The council tax surcharge on properties worth more than £2 million, announced by Chancellor Rachel Reeves in the Autumn Budget last November, is expected to reduce stamp duty and inheritance tax receipts by £230 million over the next three years. An additional £150 million will be required to identify and value affected properties, The Times reported, citing Treasury estimates.
Levy structure and revenue projections
The surcharge will apply from April 2028 to residential properties in England valued above £2 million, payable in addition to standard council tax. The levy operates across four bands: properties between £2 million and £2.5 million will incur an annual charge of £2,500, rising to £3,500 for homes worth up to £3.5 million. Properties valued between £3.5 million and £5 million will face a £5,000 annual charge, while those above £5 million will be subject to a £7,500 levy.
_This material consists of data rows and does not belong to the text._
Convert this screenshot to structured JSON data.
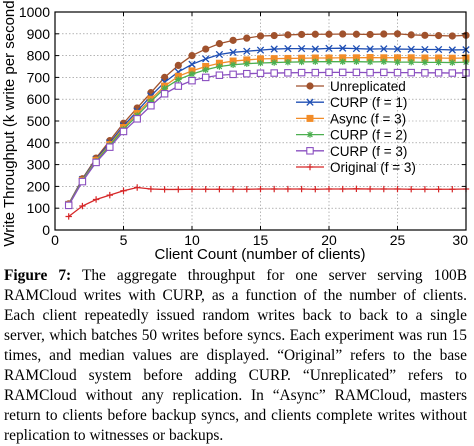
{
  "chart_data": {
    "type": "line",
    "title": "",
    "xlabel": "Client Count (number of clients)",
    "ylabel": "Write Throughput (k write per second)",
    "xlim": [
      0,
      30
    ],
    "ylim": [
      0,
      1000
    ],
    "xticks": [
      0,
      5,
      10,
      15,
      20,
      25,
      30
    ],
    "yticks": [
      0,
      100,
      200,
      300,
      400,
      500,
      600,
      700,
      800,
      900,
      1000
    ],
    "grid": true,
    "legend_position": "inside-bottom-right",
    "x": [
      1,
      2,
      3,
      4,
      5,
      6,
      7,
      8,
      9,
      10,
      11,
      12,
      13,
      14,
      15,
      16,
      17,
      18,
      19,
      20,
      21,
      22,
      23,
      24,
      25,
      26,
      27,
      28,
      29,
      30
    ],
    "series": [
      {
        "name": "Unreplicated",
        "color": "#a0522d",
        "marker": "circle",
        "values": [
          120,
          235,
          330,
          410,
          490,
          560,
          630,
          700,
          755,
          800,
          830,
          855,
          870,
          880,
          890,
          892,
          895,
          897,
          898,
          898,
          899,
          898,
          897,
          899,
          900,
          895,
          893,
          892,
          890,
          893
        ]
      },
      {
        "name": "CURP (f = 1)",
        "color": "#1f4fb4",
        "marker": "x",
        "values": [
          118,
          232,
          325,
          400,
          478,
          545,
          615,
          678,
          725,
          760,
          785,
          805,
          815,
          820,
          825,
          830,
          832,
          832,
          830,
          833,
          834,
          832,
          830,
          831,
          830,
          829,
          828,
          828,
          826,
          827
        ]
      },
      {
        "name": "Async (f = 3)",
        "color": "#f28c28",
        "marker": "square",
        "values": [
          116,
          228,
          320,
          392,
          470,
          535,
          600,
          660,
          705,
          730,
          750,
          765,
          775,
          780,
          785,
          786,
          787,
          788,
          789,
          789,
          790,
          790,
          791,
          790,
          790,
          790,
          789,
          789,
          788,
          789
        ]
      },
      {
        "name": "CURP (f = 2)",
        "color": "#4caf50",
        "marker": "star",
        "values": [
          115,
          226,
          315,
          388,
          462,
          525,
          590,
          650,
          690,
          715,
          735,
          750,
          758,
          763,
          766,
          768,
          770,
          771,
          772,
          772,
          772,
          772,
          771,
          772,
          770,
          770,
          769,
          769,
          768,
          770
        ]
      },
      {
        "name": "CURP (f = 3)",
        "color": "#8a4fc0",
        "marker": "open-square",
        "values": [
          113,
          222,
          310,
          380,
          452,
          510,
          570,
          625,
          660,
          685,
          700,
          710,
          714,
          717,
          719,
          720,
          721,
          722,
          722,
          723,
          723,
          723,
          722,
          723,
          722,
          722,
          721,
          721,
          720,
          721
        ]
      },
      {
        "name": "Original (f = 3)",
        "color": "#d62728",
        "marker": "plus",
        "values": [
          62,
          110,
          140,
          160,
          180,
          195,
          188,
          186,
          186,
          187,
          187,
          187,
          187,
          187,
          188,
          188,
          188,
          188,
          187,
          188,
          188,
          189,
          188,
          188,
          188,
          187,
          187,
          187,
          187,
          188
        ]
      }
    ]
  },
  "caption": {
    "label": "Figure 7:",
    "text": "  The aggregate throughput for one server serving 100B RAMCloud writes with CURP, as a function of the number of clients. Each client repeatedly issued random writes back to back to a single server, which batches 50 writes before syncs.  Each experiment was run 15 times, and median values are displayed.  “Original” refers to the base RAMCloud system before adding CURP. “Unreplicated” refers to RAMCloud without any replication.  In “Async” RAMCloud, masters return to clients before backup syncs, and clients complete writes without replication to witnesses or backups."
  }
}
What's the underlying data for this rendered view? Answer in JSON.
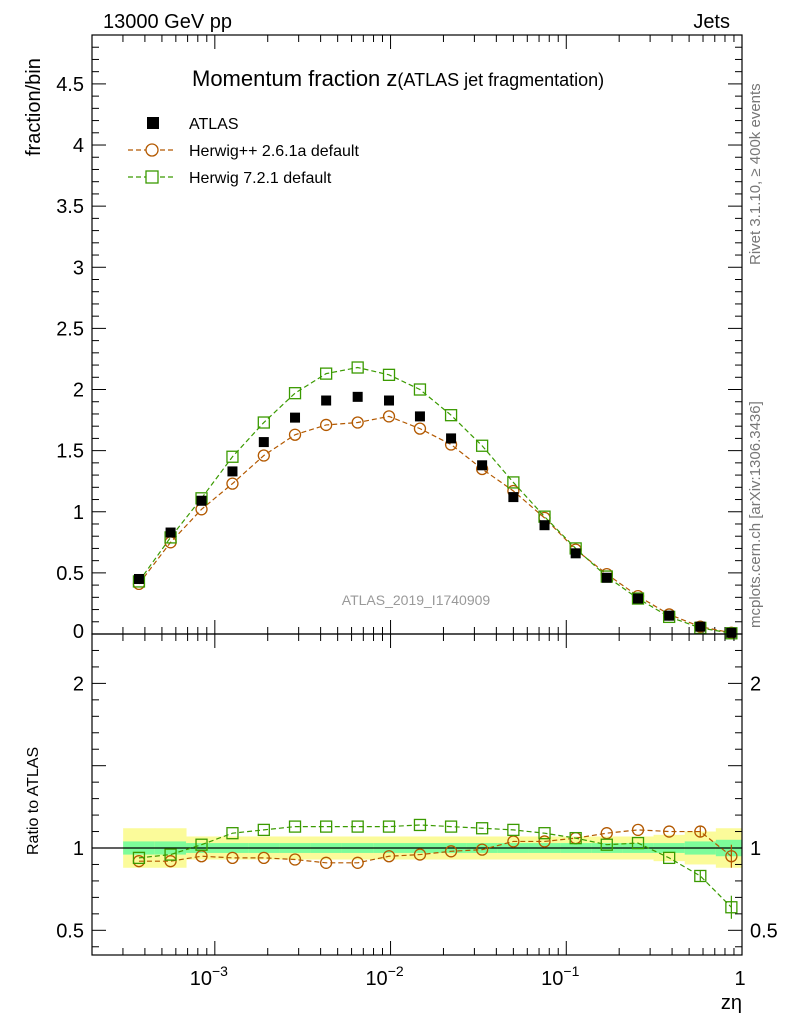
{
  "header": {
    "energy": "13000 GeV pp",
    "category": "Jets"
  },
  "side": {
    "rivet": "Rivet 3.1.10, ≥ 400k events",
    "source": "mcplots.cern.ch [arXiv:1306.3436]"
  },
  "colors": {
    "data": "#000000",
    "herwigpp": "#b35900",
    "herwig7": "#3a9a00",
    "band_inner": "#7dfc9a",
    "band_outer": "#fbfb9a"
  },
  "chart_data": [
    {
      "type": "scatter",
      "title": "Momentum fraction z",
      "title_suffix": "(ATLAS jet fragmentation)",
      "ylabel": "fraction/bin",
      "xscale": "log",
      "xlim": [
        0.0002,
        1.0
      ],
      "ylim": [
        0,
        4.9
      ],
      "yticks": [
        0.5,
        1,
        1.5,
        2,
        2.5,
        3,
        3.5,
        4,
        4.5
      ],
      "ytick_labels": [
        "0.5",
        "1",
        "1.5",
        "2",
        "2.5",
        "3",
        "3.5",
        "4",
        "4.5"
      ],
      "y0_label": "0",
      "analysis_label": "ATLAS_2019_I1740909",
      "legend": [
        "ATLAS",
        "Herwig++ 2.6.1a default",
        "Herwig 7.2.1 default"
      ],
      "x": [
        0.00037,
        0.00056,
        0.00084,
        0.00126,
        0.0019,
        0.00286,
        0.0043,
        0.0065,
        0.0098,
        0.0147,
        0.0221,
        0.0332,
        0.05,
        0.0752,
        0.1131,
        0.17,
        0.256,
        0.385,
        0.579,
        0.87
      ],
      "series": [
        {
          "name": "ATLAS",
          "marker": "filled-square",
          "values": [
            0.45,
            0.83,
            1.09,
            1.33,
            1.57,
            1.77,
            1.91,
            1.94,
            1.91,
            1.78,
            1.6,
            1.38,
            1.12,
            0.89,
            0.66,
            0.46,
            0.29,
            0.15,
            0.06,
            0.01
          ]
        },
        {
          "name": "Herwig++ 2.6.1a default",
          "marker": "open-circle",
          "values": [
            0.41,
            0.75,
            1.02,
            1.23,
            1.46,
            1.63,
            1.71,
            1.73,
            1.78,
            1.68,
            1.55,
            1.35,
            1.17,
            0.95,
            0.69,
            0.49,
            0.31,
            0.16,
            0.06,
            0.01
          ]
        },
        {
          "name": "Herwig 7.2.1 default",
          "marker": "open-square",
          "values": [
            0.43,
            0.79,
            1.11,
            1.45,
            1.73,
            1.97,
            2.13,
            2.18,
            2.12,
            2.0,
            1.79,
            1.54,
            1.24,
            0.96,
            0.7,
            0.47,
            0.29,
            0.14,
            0.05,
            0.006
          ]
        }
      ]
    },
    {
      "type": "scatter",
      "ylabel": "Ratio to ATLAS",
      "xlabel": "zη",
      "xscale": "log",
      "xlim": [
        0.0002,
        1.0
      ],
      "ylim": [
        0.35,
        2.3
      ],
      "yticks": [
        0.5,
        1,
        2
      ],
      "ytick_labels": [
        "0.5",
        "1",
        "2"
      ],
      "xtick_labels": [
        "10",
        "10",
        "10",
        "1"
      ],
      "xtick_exponents": [
        "−3",
        "−2",
        "−1",
        ""
      ],
      "xtick_values": [
        0.001,
        0.01,
        0.1,
        1
      ],
      "x": [
        0.00037,
        0.00056,
        0.00084,
        0.00126,
        0.0019,
        0.00286,
        0.0043,
        0.0065,
        0.0098,
        0.0147,
        0.0221,
        0.0332,
        0.05,
        0.0752,
        0.1131,
        0.17,
        0.256,
        0.385,
        0.579,
        0.87
      ],
      "band_outer_halfwidth": [
        0.12,
        0.12,
        0.07,
        0.07,
        0.07,
        0.07,
        0.07,
        0.07,
        0.07,
        0.07,
        0.07,
        0.07,
        0.07,
        0.07,
        0.07,
        0.07,
        0.07,
        0.08,
        0.1,
        0.12
      ],
      "band_inner_halfwidth": [
        0.04,
        0.04,
        0.03,
        0.03,
        0.03,
        0.03,
        0.03,
        0.03,
        0.03,
        0.03,
        0.03,
        0.03,
        0.03,
        0.03,
        0.03,
        0.03,
        0.03,
        0.03,
        0.04,
        0.05
      ],
      "series": [
        {
          "name": "Herwig++ 2.6.1a default",
          "marker": "open-circle",
          "values": [
            0.92,
            0.92,
            0.95,
            0.94,
            0.94,
            0.93,
            0.91,
            0.91,
            0.95,
            0.96,
            0.98,
            0.99,
            1.04,
            1.04,
            1.06,
            1.09,
            1.11,
            1.1,
            1.1,
            0.95
          ]
        },
        {
          "name": "Herwig 7.2.1 default",
          "marker": "open-square",
          "values": [
            0.94,
            0.96,
            1.02,
            1.09,
            1.11,
            1.13,
            1.13,
            1.13,
            1.13,
            1.14,
            1.13,
            1.12,
            1.11,
            1.09,
            1.06,
            1.02,
            1.03,
            0.94,
            0.83,
            0.64
          ]
        }
      ]
    }
  ]
}
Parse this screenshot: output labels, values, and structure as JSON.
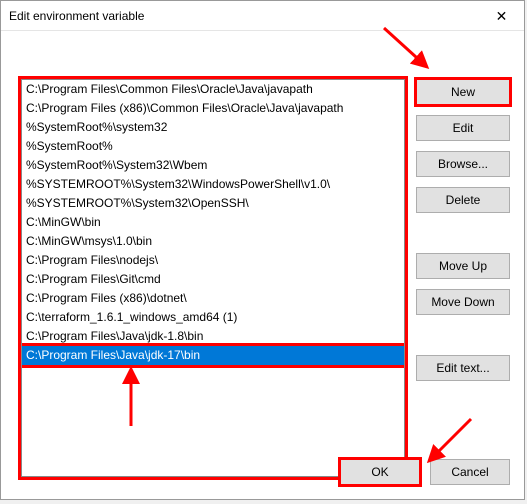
{
  "window": {
    "title": "Edit environment variable",
    "close_glyph": "✕"
  },
  "list": {
    "items": [
      "C:\\Program Files\\Common Files\\Oracle\\Java\\javapath",
      "C:\\Program Files (x86)\\Common Files\\Oracle\\Java\\javapath",
      "%SystemRoot%\\system32",
      "%SystemRoot%",
      "%SystemRoot%\\System32\\Wbem",
      "%SYSTEMROOT%\\System32\\WindowsPowerShell\\v1.0\\",
      "%SYSTEMROOT%\\System32\\OpenSSH\\",
      "C:\\MinGW\\bin",
      "C:\\MinGW\\msys\\1.0\\bin",
      "C:\\Program Files\\nodejs\\",
      "C:\\Program Files\\Git\\cmd",
      "C:\\Program Files (x86)\\dotnet\\",
      "C:\\terraform_1.6.1_windows_amd64 (1)",
      "C:\\Program Files\\Java\\jdk-1.8\\bin",
      "C:\\Program Files\\Java\\jdk-17\\bin"
    ],
    "selected_index": 14
  },
  "buttons": {
    "new": "New",
    "edit": "Edit",
    "browse": "Browse...",
    "delete": "Delete",
    "move_up": "Move Up",
    "move_down": "Move Down",
    "edit_text": "Edit text...",
    "ok": "OK",
    "cancel": "Cancel"
  },
  "annotations": {
    "arrow_color": "#ff0000",
    "highlight_color": "#ff0000"
  }
}
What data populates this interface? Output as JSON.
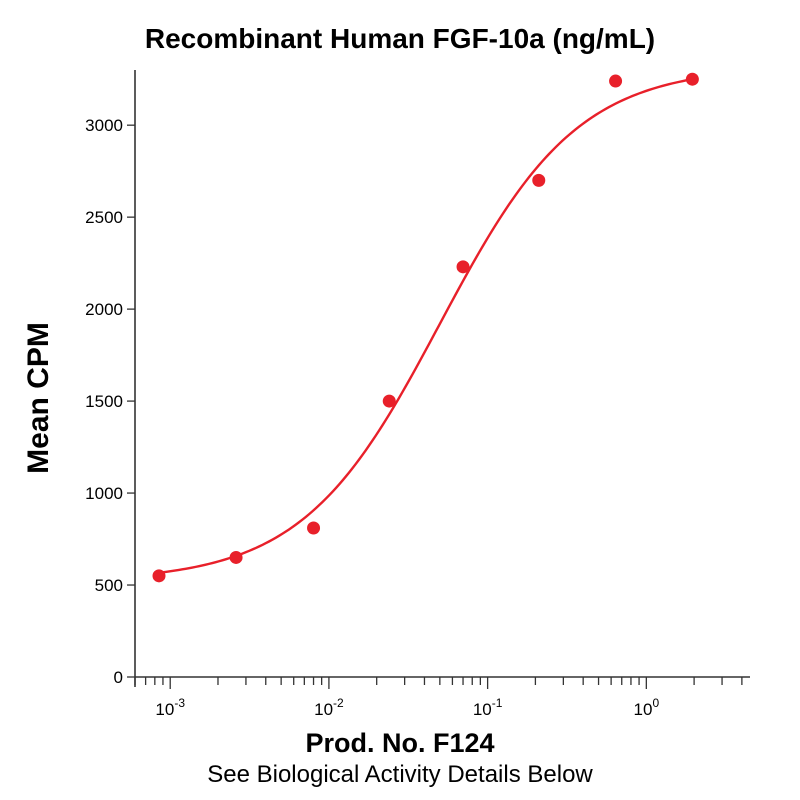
{
  "chart_data": {
    "type": "scatter",
    "title": "Recombinant Human FGF-10a (ng/mL)",
    "xlabel": "Prod. No. F124",
    "subtitle": "See Biological Activity Details Below",
    "ylabel": "Mean CPM",
    "x_scale": "log",
    "xlim": [
      0.0006,
      4.5
    ],
    "ylim": [
      0,
      3300
    ],
    "yticks": [
      0,
      500,
      1000,
      1500,
      2000,
      2500,
      3000
    ],
    "yticklabels": [
      "0",
      "500",
      "1000",
      "1500",
      "2000",
      "2500",
      "3000"
    ],
    "xticks": [
      0.001,
      0.01,
      0.1,
      1
    ],
    "xtick_bases": [
      "10",
      "10",
      "10",
      "10"
    ],
    "xtick_exponents": [
      "-3",
      "-2",
      "-1",
      "0"
    ],
    "grid": false,
    "legend": "none",
    "series": [
      {
        "kind": "points",
        "color": "#e8202a",
        "x": [
          0.00085,
          0.0026,
          0.008,
          0.024,
          0.07,
          0.21,
          0.64,
          1.95
        ],
        "y": [
          550,
          650,
          810,
          1500,
          2230,
          2700,
          3240,
          3250
        ]
      },
      {
        "kind": "fit-curve",
        "color": "#e8202a",
        "model": "4PL",
        "params": {
          "bottom": 520,
          "top": 3320,
          "ec50": 0.05,
          "hill": 1.0
        }
      }
    ]
  }
}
Treasury projections suggest the measure could generate approximately £1.4 billion in its first three years, with a net return of £930 million by 2031 after accounting for costs and reduced receipts elsewhere. The policy is expected to affect around 156,000 homeowners, with typical annual charges of about £3,000.
Market impact ahead of implementation
The proposed changes are already influencing activity at the top end of the property market, according to industry data. Aneisha Beveridge, head of research at Hamptons, said: “Our analysis suggests the mansion tax is already shaping behaviour for both buyers and sellers, particularly around the £2 million entry point.”
Listings between £1.8 million and £2 million have risen 6% since the Budget, while properties marketed between £2 million and £2.2 million have fallen by 7% over the same period. Buyers are reportedly structuring offers to keep prices below the £2 million threshold.
The market adjustments come as UK mortgage affordability reaches its lowest level since 2008, adding further pressure to high-value property transactions. The changes also follow the introduction of new rental market regulations backed by £41 million in enforcement funding.
Beveridge noted concerns about future threshold adjustments: “When governments bring in thresholds like this, generally they tend to come down. So we could see future governments tweak the £2 million level just to pull in more tax.”
Officials estimate that stamp duty and inheritance tax receipts could fall by £230 million over the next three years, partly reflecting downward pressure on prices around the £2 million threshold.
Government position
The Treasury said the measure is intended to generate revenue for public services while addressing disparities within the current council tax system. The net fiscal impact before revenue generation reflects both reduced receipts from existing property taxes and administrative costs associated with implementing the new levy.